Here the illustration of the man operating the railroad bridge fits. The bridge is normally kept open for boat traffic, but he must close it to let the train cross safely. He brings his 8 year old son to work. He looses track of the boy, and it's only when he hears the train in the distance does he look for him. There the boy is; playing amid the giant gears of the bridge. If he closes the bridge, he crushes his only son. If he doesn't, the train full of people plunges into the river to certain death. He pulls the lever; God so loved the world.

Yes, that's what it says, "God so loved the world." Count up all the times the word "world" is used. 5 times in 4 verses. No limited atonement here; no giving His Son just for believers, just for the elect. World means world. World means everyone and anyone in the world. If you're in the world, you're loved. God loved the world; God sent His Son to save the world, and in the last use of the word "world" it's paired with "men," described as loving darkness. So what you have is God loving the world so much that He gives His only begotten Son for a world loving (same Greek word) darkness rather than light.

Use these woodchips to season the train illustration. As the gears are crushing his only son, don't see the father looking at the faces of smiling mothers, laughing babies and fathers holding the hands of their daughters. No, see him looking at a train full of thugs, of pedophiles, of haters of God and haters of men, of people who had they seen the boy being crushed would've laughed.
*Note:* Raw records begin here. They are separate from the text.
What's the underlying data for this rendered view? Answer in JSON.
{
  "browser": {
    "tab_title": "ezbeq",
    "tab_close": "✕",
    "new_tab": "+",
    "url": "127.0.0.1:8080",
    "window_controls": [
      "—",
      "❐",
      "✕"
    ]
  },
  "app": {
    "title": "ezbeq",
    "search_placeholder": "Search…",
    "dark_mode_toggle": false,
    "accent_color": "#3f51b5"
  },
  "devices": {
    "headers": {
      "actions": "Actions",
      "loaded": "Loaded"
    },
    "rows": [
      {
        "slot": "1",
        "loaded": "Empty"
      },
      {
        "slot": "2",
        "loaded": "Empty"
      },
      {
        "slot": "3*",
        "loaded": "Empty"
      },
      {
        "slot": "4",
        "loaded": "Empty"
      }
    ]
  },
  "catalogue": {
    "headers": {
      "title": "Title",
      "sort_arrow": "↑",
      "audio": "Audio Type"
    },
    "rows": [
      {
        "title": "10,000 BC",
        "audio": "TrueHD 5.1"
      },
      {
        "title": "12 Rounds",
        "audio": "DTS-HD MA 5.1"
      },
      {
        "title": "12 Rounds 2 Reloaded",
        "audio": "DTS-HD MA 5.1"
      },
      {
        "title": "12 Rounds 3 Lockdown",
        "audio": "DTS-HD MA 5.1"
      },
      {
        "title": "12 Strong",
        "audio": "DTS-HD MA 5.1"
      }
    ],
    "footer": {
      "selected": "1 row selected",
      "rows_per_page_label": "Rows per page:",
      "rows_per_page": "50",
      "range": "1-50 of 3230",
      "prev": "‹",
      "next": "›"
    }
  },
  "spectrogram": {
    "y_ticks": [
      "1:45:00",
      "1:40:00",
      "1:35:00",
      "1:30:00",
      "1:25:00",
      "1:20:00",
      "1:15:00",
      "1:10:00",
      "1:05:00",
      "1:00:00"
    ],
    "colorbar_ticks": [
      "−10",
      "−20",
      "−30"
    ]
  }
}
God so loved that world.

God so loved the world that He gave His one and only Son." If you know this verse by heart, how many times have you said gave' but were really thinking sent?' God, of course, did both, but there is a difference between giving and sending. In the verse following, it says "God did not send His Son into the world to condemn the world but to save the world through Him." Send' emphasizes a commission, and it's comforting to think that God didn't commission His Son to condemn but to save. Still woodchips are needed.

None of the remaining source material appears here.